浜辺であまりにも簡単なサーフィンのやり方を教わり、いよいよ海へ。
波がボードを押してくれるから、あとは立つだけだ。など簡単に考えていたものの、それが甘い考えだと言うことを思い知らされました。
果たして初挑戦、初勝利は達成できたのか。
サーフィン初体験の完結編。
もう少し後ろとか前とか、右とか左とか、コーチ2人の適切なアドバイスにより、なんとかボードの上にしがみつくことができた。 Y本コーチにボードを支えてもらい、頃合いの波が来るのをひたすら待つ。
(Y本コーチ曰く)初心者向けの波がきた。
「パドル!」
「はいっ」
Y本コーチがタイミングを見計らって声をかけると同時に、ボードを勢い良く押す。
全力で浜辺に向かって水を掻いた……瞬間にバランスを崩して海中に転落。
また塩水飲んだ。それを見て大笑いするS角コーチ。
……サーフィンって難しいな。
気を取り直してボードにしがみつく。そしてチャンスを待つ。
「パドル!」
「はいっ」
かけ声を合図に全力で水を掻く。突然、ググッと体が急加速を受けるの感じた。水を掻いていたときとは明らかにスピード感が違う。波を切る。この疾走感。
ここで勢い良く立ち上が……れれば湘南のヒーローになれたのだが、どういうわけか全く立てない。
ボードに腕を立てたまではよかったが、立てた腕がブルブル震えて言うことを全くきかない。もたもたしている間に波打ち際にまで流された。
……私はどうやらサーフィンを大学のナンパ目的のテニスサークルと同程度に考えていたようだ。スノーボードと同じようなものだと考えていたが、その考えはスイーツ(笑)並に甘いものだった。
雪山の斜面は待ってくれる。だが波はこちらの都合など、これっぽっちも考えてはくれない。ほんのわずかなチャンスの間に水を掻き、腕を立て、体を起こし、立ち上がらなければならない。
「わずかなチャンス」とか「本番」というものに滅法弱い自分にとって、これほど難しいものはなかった。
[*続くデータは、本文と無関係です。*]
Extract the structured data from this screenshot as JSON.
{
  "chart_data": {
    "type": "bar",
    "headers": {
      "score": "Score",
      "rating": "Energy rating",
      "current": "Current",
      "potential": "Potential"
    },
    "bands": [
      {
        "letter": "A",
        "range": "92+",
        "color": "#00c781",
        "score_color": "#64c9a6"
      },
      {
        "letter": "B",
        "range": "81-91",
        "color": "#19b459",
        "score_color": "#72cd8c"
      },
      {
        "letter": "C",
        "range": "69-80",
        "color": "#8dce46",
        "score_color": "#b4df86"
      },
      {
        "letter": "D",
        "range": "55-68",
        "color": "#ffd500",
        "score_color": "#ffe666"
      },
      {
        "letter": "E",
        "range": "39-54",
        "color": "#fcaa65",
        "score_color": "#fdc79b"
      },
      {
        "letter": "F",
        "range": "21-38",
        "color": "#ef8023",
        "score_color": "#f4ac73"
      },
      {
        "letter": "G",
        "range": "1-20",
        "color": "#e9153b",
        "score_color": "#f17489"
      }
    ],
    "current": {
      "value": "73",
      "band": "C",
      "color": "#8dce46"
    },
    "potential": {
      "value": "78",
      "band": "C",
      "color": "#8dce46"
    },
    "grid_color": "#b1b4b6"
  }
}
サーフィンに来たからには自分も波に乗りたいだろうに。辛抱強く教えてくれてコーチたちには本当に感謝。あまりの下手っぷりに匙を投げられたせいかここでコーチ交代。
「Yさんは実践すぎるんですよ。やっぱここは基礎からいかないと」
波打ち際に戻されて、再びボードの乗り方から。2人教わるうちに運動神経が絶望的に悪いこの私でも、なんとかボードにしがみつくことはできてきた。
しかし途中から寒さで震えが止まらなかったのには困った。ウェットスーツの内部に水がどんどん入ってきてそれが体を冷やす。
後で調べたところによると、スーツの内部には水は入ってくるもの。しかしスーツが体にマッチしていれば隙間はわずかなので入ってきた水は体温で暖められて寒さを感じないのだとか。
なるほど。すると私は9月の海を真っ裸で泳いでいるようなものか。
さらに最悪なことにまた足の指が吊った。初めてプールに行ったときの嫌な記憶が蘇る(→水泳東海道五十三次参照)。どうやら体が冷えると足の指が吊るらしい。
これが自分一人だったらば「今日は終了。よく頑張った、俺」などとあっさり見切りをつけているものの、横には自分の時間を犠牲にしてまで熱心に指導してくれるコーチ2人。……とても言い出せず、海底の砂に足の指をグリグリ押しつけながら耐え難きを耐え、忍び難きを忍ぶ。
結局、波に乗れないどころか耐え難い寒さと足指の痛さとの戦いの中で、私の初サーフィンは敗北で幕を閉じた。
サーフィンは"波に乗れて"初めて面白さが実感できるのだと思う。
私にはまだサーフィンの楽しさがわからない。